After thoughts: At this point we've very much convinced that Guild Wars 2 will provide players with a strong sense of relationships in the world our character will lives in. While assured that there isn't an ideal story to follow, we should feel free to make choices that work towards our personal interests or whatever you want to role play!
GuildWars2Live: Similar to how dynamic events can be added to the world of Tyria, can we expect to see expansions to their personal story, whether it is through free updates or future expansions to Guild Wars 2?
Eric: We haven't made any concrete decisions about what's in boxed expansions, what's in free updates, and what's in smaller paid updates. All of that being said, personal story takes quite a bit of time and resources to develop so it is likely to be a feature of boxed expansions.
GuildWars2Live: It's been mentioned that one's personal story can be played together with a friend. Are there limitations for this to happen? Are there party restrictions similar to dungeons?
Eric: The limit on the number of people who can participate in the personal story is five, which is the same as dungeons, which is the same as the max party size in the game.

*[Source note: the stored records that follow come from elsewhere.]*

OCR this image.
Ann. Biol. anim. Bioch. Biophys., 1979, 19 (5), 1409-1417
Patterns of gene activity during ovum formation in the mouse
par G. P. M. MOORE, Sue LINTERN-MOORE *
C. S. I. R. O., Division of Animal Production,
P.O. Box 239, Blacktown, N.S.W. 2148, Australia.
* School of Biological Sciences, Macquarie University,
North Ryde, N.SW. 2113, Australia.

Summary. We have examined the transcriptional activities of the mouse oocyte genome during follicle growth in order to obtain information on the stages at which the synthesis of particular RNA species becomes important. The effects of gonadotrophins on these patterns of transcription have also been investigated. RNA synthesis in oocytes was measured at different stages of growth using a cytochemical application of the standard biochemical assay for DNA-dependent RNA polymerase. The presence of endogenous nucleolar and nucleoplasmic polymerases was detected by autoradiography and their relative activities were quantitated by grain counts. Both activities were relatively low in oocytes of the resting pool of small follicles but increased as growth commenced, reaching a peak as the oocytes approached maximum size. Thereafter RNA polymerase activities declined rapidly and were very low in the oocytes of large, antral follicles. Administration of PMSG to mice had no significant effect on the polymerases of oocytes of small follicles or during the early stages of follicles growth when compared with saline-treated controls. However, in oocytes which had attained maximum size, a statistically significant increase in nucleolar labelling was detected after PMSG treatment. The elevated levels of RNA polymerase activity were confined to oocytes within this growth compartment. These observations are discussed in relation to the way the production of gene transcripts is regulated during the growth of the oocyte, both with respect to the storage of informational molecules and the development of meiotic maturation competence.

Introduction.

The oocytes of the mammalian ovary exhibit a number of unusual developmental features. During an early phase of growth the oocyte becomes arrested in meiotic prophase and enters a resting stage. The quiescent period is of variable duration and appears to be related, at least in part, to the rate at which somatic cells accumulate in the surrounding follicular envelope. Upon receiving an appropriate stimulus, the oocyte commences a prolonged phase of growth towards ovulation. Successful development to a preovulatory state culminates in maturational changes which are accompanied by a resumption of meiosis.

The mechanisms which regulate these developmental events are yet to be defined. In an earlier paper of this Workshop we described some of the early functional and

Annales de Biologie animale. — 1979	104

GuildWars2Live: Bonus question, can we get a beta key to Colin's heart?
Eric: I think that's a unique item and already belongs to someone.
After thoughts: We figured this would be worth a lot. Perhaps we can negotiate a trade. How about an army of battle golems controlled by a single chicken or a boat full of ectos? Oh well, we tried.
We want to give a big thank you to everyone in ArenaNet for setting aside time to answer our questions. We can't wait to share our experience with everyone else in the new living, breathing world of Guild Wars and look forward to the continuation of its story.